Future research should build on these findings through extended longitudinal surveillance, ideally spanning five years or more, to delineate the true natural history of reflux-related sequelae such as Barrett’s esophagus and early neoplasia after LSG. Equally important are comparative or randomized clinical trials evaluating procedure selection strategies guided by preoperative Hill grading, which could definitively determine whether individualized surgical planning mitigates reflux risk without compromising metabolic benefit. Moreover, prospective external validation of the predictive algorithms developed in this work, incorporating assessments of cost-effectiveness and implementation feasibility in resource-limited health systems, will be crucial for translating these precision models into real-world practice.
Conclusion
In this prospective multicenter Egyptian cohort, preoperative Hill’s classification of the gastroesophageal flap valve proved to be a powerful, independent predictor of GERD following laparoscopic sleeve gastrectomy, accurately stratifying risk for clinically significant esophagitis and impaired quality of life.
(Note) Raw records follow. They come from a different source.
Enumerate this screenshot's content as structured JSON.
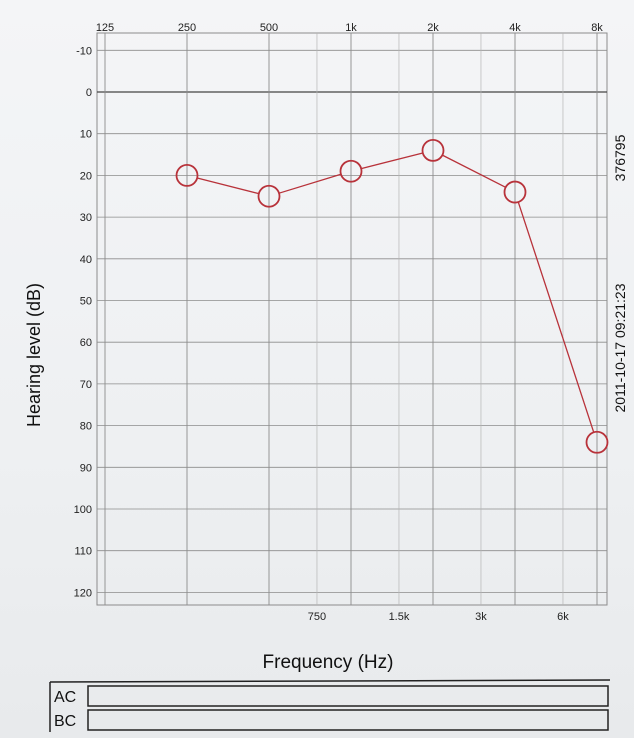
{
  "chart_data": {
    "type": "line",
    "xlabel": "Frequency (Hz)",
    "ylabel": "Hearing level (dB)",
    "x_scale": "log2",
    "ylim": [
      -15,
      125
    ],
    "y_inverted": true,
    "grid": true,
    "top_x_ticks": [
      "125",
      "250",
      "500",
      "1k",
      "2k",
      "4k",
      "8k"
    ],
    "top_x_values": [
      125,
      250,
      500,
      1000,
      2000,
      4000,
      8000
    ],
    "bottom_x_ticks": [
      "750",
      "1.5k",
      "3k",
      "6k"
    ],
    "bottom_x_values": [
      750,
      1500,
      3000,
      6000
    ],
    "y_ticks": [
      -10,
      0,
      10,
      20,
      30,
      40,
      50,
      60,
      70,
      80,
      90,
      100,
      110,
      120
    ],
    "series": [
      {
        "marker": "circle",
        "color": "#b8323a",
        "x": [
          250,
          500,
          1000,
          2000,
          4000,
          8000
        ],
        "y": [
          20,
          25,
          19,
          14,
          24,
          84
        ]
      }
    ],
    "side_text": [
      "376795",
      "2011-10-17  09:21:23"
    ]
  },
  "legend_rows": [
    "AC",
    "BC"
  ],
  "colors": {
    "grid": "#8c8c8c",
    "data": "#b8323a",
    "ink": "#222222"
  }
}
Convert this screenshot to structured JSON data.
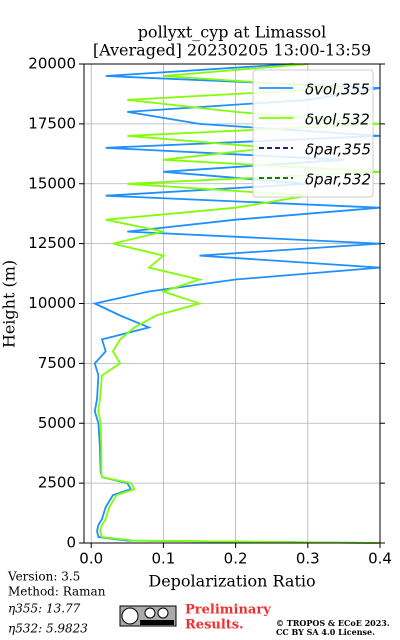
{
  "chart_data": {
    "type": "line",
    "title": "pollyxt_cyp at Limassol",
    "subtitle": "[Averaged] 20230205 13:00-13:59",
    "x_label": "Depolarization Ratio",
    "y_label": "Height (m)",
    "y": [
      0,
      100,
      250,
      500,
      750,
      1000,
      1500,
      2000,
      2250,
      2500,
      2750,
      3000,
      4000,
      5000,
      5500,
      6000,
      7000,
      7500,
      8000,
      8500,
      9000,
      9500,
      10000,
      10500,
      11000,
      11500,
      12000,
      12500,
      13000,
      13500,
      14000,
      14500,
      15000,
      15500,
      16000,
      16500,
      17000,
      17500,
      18000,
      18500,
      19000,
      19500,
      20000
    ],
    "series": [
      {
        "name": "δvol,355",
        "color": "#1e90ff",
        "dash": false,
        "values": [
          0.4,
          0.05,
          0.01,
          0.008,
          0.01,
          0.015,
          0.02,
          0.03,
          0.055,
          0.05,
          0.015,
          0.013,
          0.012,
          0.01,
          0.005,
          0.008,
          0.01,
          0.005,
          0.02,
          0.015,
          0.08,
          0.04,
          0.005,
          0.08,
          0.2,
          0.4,
          0.15,
          0.4,
          0.05,
          0.2,
          0.4,
          0.02,
          0.3,
          0.1,
          0.35,
          0.02,
          0.4,
          0.15,
          0.05,
          0.3,
          0.4,
          0.02,
          0.28
        ]
      },
      {
        "name": "δvol,532",
        "color": "#80ff00",
        "dash": false,
        "values": [
          0.4,
          0.06,
          0.015,
          0.012,
          0.015,
          0.02,
          0.025,
          0.035,
          0.06,
          0.055,
          0.015,
          0.014,
          0.014,
          0.013,
          0.01,
          0.012,
          0.015,
          0.04,
          0.03,
          0.04,
          0.06,
          0.09,
          0.15,
          0.1,
          0.15,
          0.08,
          0.1,
          0.03,
          0.1,
          0.02,
          0.2,
          0.3,
          0.05,
          0.4,
          0.1,
          0.25,
          0.05,
          0.4,
          0.2,
          0.05,
          0.35,
          0.1,
          0.3
        ]
      },
      {
        "name": "δpar,355",
        "color": "#00008b",
        "dash": true,
        "values": [
          null,
          null,
          null,
          null,
          null,
          null,
          null,
          null,
          null,
          null,
          null,
          null,
          null,
          null,
          null,
          null,
          null,
          null,
          null,
          null,
          null,
          null,
          null,
          null,
          null,
          null,
          null,
          null,
          null,
          null,
          null,
          null,
          null,
          null,
          null,
          null,
          null,
          null,
          null,
          null,
          null,
          null,
          null
        ]
      },
      {
        "name": "δpar,532",
        "color": "#006400",
        "dash": true,
        "values": [
          null,
          null,
          null,
          null,
          null,
          null,
          null,
          null,
          null,
          null,
          null,
          null,
          null,
          null,
          null,
          null,
          null,
          null,
          null,
          null,
          null,
          null,
          null,
          null,
          null,
          null,
          null,
          null,
          null,
          null,
          null,
          null,
          null,
          null,
          null,
          null,
          null,
          null,
          null,
          null,
          null,
          null,
          null
        ]
      }
    ],
    "xlim": [
      -0.01,
      0.4
    ],
    "xticks": [
      {
        "value": 0,
        "label": "0.0"
      },
      0.1,
      0.2,
      0.3,
      0.4
    ],
    "ylim": [
      0,
      20000
    ],
    "yticks": [
      0,
      2500,
      5000,
      7500,
      10000,
      12500,
      15000,
      17500,
      20000
    ],
    "grid": true,
    "legend": "upper right",
    "annotations": [
      "Version: 3.5",
      "Method: Raman",
      "η355:  13.77",
      "η532: 5.9823"
    ],
    "notice": [
      "Preliminary",
      "Results."
    ],
    "license": [
      "© TROPOS & ECoE 2023.",
      "CC BY SA 4.0 License."
    ]
  }
}
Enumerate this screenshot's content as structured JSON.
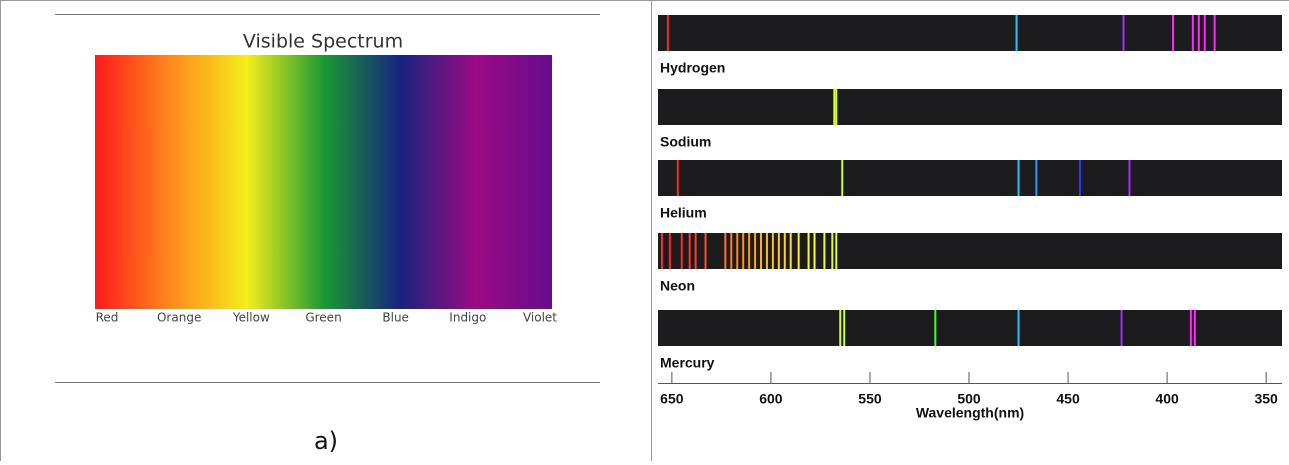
{
  "caption": "a)",
  "chart_data": [
    {
      "type": "gradient",
      "title": "Visible Spectrum",
      "categories": [
        "Red",
        "Orange",
        "Yellow",
        "Green",
        "Blue",
        "Indigo",
        "Violet"
      ],
      "colors": [
        "#ff1a1a",
        "#ff8a1e",
        "#f4ee1c",
        "#1a9a32",
        "#16247e",
        "#9c0a84",
        "#660c8c"
      ]
    },
    {
      "type": "emission",
      "xlabel": "Wavelength(nm)",
      "xlim": [
        657,
        342
      ],
      "xticks": [
        650,
        600,
        550,
        500,
        450,
        400,
        350
      ],
      "series": [
        {
          "name": "Hydrogen",
          "values": [
            652,
            476,
            422,
            397,
            387,
            384,
            381,
            376
          ]
        },
        {
          "name": "Sodium",
          "values": [
            568,
            567
          ]
        },
        {
          "name": "Helium",
          "values": [
            647,
            564,
            475,
            466,
            444,
            419
          ]
        },
        {
          "name": "Neon",
          "values": [
            655,
            651,
            645,
            641,
            638,
            633,
            623,
            620,
            617,
            614,
            611,
            608,
            605,
            602,
            599,
            596,
            593,
            590,
            586,
            581,
            578,
            573,
            569,
            567
          ]
        },
        {
          "name": "Mercury",
          "values": [
            565,
            563,
            517,
            475,
            423,
            388,
            386
          ]
        }
      ]
    }
  ]
}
Incorporating Hill’s grading into routine preoperative endoscopic evaluation and predictive algorithms, including machine-learning models, may substantially enhance patient counseling, individualized surgical selection, and tailored postoperative surveillance. Patients with Hill Grade III–IV, particularly those with concomitant type 2 diabetes mellitus, represent a high-risk subgroup in whom the reflux-protective advantage of Roux-en-Y gastric bypass should be carefully weighed against metabolic and procedural factors during shared decision-making. These findings support standardized adoption of preoperative endoscopic grading in bariatric programs and provide a framework for future longitudinal and interventional research to optimize reflux outcomes both globally and within Egypt’s expanding bariatric population.